Interesting* home networking issues

*if you're a geek.

Since moving in to our new house in Oakland this month, I have been immersed in projects getting everything in the house set up.  The house we moved into had been previously owned by a home theater installer, and is subsequently loaded with geeky goodies.  It has an electric projector screen that is controlled with a switch, a projector in the living room, and is wired throughout with speakers and control panels for independent control in the bedrooms.  I think I counted 25 pre-wired ethernet ports.  The nerve center of this awesomeness lives in the basement, mounted in a 2-post 19" rack.

So basically, the house is a dream.

With once exception.  The previous tenant didn't use or understand the system, and so it isn't in the best shape (or operational).

Since moving in, I have spent a fair amount of time working on two projects.

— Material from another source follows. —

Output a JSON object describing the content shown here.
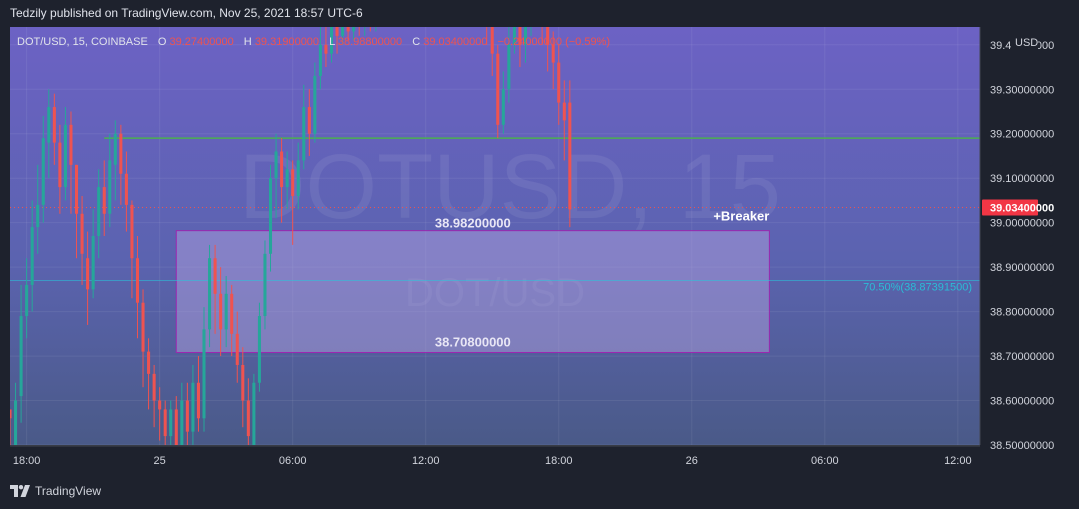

  1. Get the internet/home network up.
  2. Get the home theater and speakers fully operational. 
The day before we moved in, I reluctantly had Comcast Business setup our business class Cable internet. After having very poor experiences with the non-buisness Comcast in the past. I decided to give the business side of the house a go.  This was mostly due to a lack of options (it was either this or AT&T's U-Verse).  I had heard great things about Comcast Biz from some of the people at work, and Google employees get a discount for the service.  So how is it?  So far, so fast.  A 25meg connection is killer for downloads.  I can't imagine what having the Google Fiber to the home is like (probably 40 times better).

One of the challenges around this setup is my desire to have a separate guest network that has access to the internet, but does not have access to my LAN (with my computers, servers and media centers).  I have a Netgear WNDR3700 for wireless (used as an AP), and a Buffalo WHR-HP-G54 with Tomato firmware for the routing.  Unfortunately, the Netgear's guest networking feature doesn't work when it isn't used as a gateway between the users and the edge of the network.  Without the WAN port in use, it doesn't know what the internet is, and therefore what to keep private.

The other challenge is that Tomato has no concept of vlans, or a separate guest network.  I tried the AP isolation feature, but found it didn't properly isolate the WLAN from the LAN.  I have been tinkering with DD-WRT, which can handle vlans, but am not finding it very stable.  I have had to reload configs twice after it has lost its mind.  I have come to the conclusion that two routers (plus the Netgear as my private AP) is the right way to go.  I ordered an WRT54GL (the gold standard of hackable routers) from Newegg today, and plan to use that, with either Tomato or OpenWRT serving the LAN, and the Buffalo serving the Guest LAN, double NAT'ed off the Linksys to allow me to control QOS to the guest LAN.

Whew.

Now for the home theater.  We're going TV-less lately, relying on the internet for our content.  Given the new speedy internet, it is working quite well.  That said, one thing the house didn't have was a plug and play setup for a Home Theater/Media Center PC.  I ran a new Cat-5 run from the patch panel to an existing hole in the floor and connected up my Linux XBMC/HTPC.  All it needed was a 50ft optical cable and a new HDMI cable for the video and I was connected to the Receiver (in the rack), and in business.  It sounds pretty amazing.  Did I mention there's a 15" subwoofer and 7.1 surround?  B-)

Still remaining to be done is figuring out how to make the control panels that control the sound in each of the rooms work.  I am set up to meet with the former owner of the house who installed all this stuff after the 8/17/10 and get it all sorted.  I think I am close, but having the brains behind the install here should make it much easier (and faster).

Whew again.

Time for bed.  Stay tuned.

Comments

Tomato and OpenWRT are both awesome. Too bad neither is compatible for this current router. I'm overhauling my setup and getting down to my inner nerd. Check more about it on my blog (I left Google Buzz). Same URL, I recently went back to Tumblr.
Forgot to mention that I am waiting to see your new setup, and am pretty envious.
Matt said…
@Parker

New rig is built! Come by and check it out. Post about how the build went is upcoming.
Sounds good. I'll bring the Yuengling.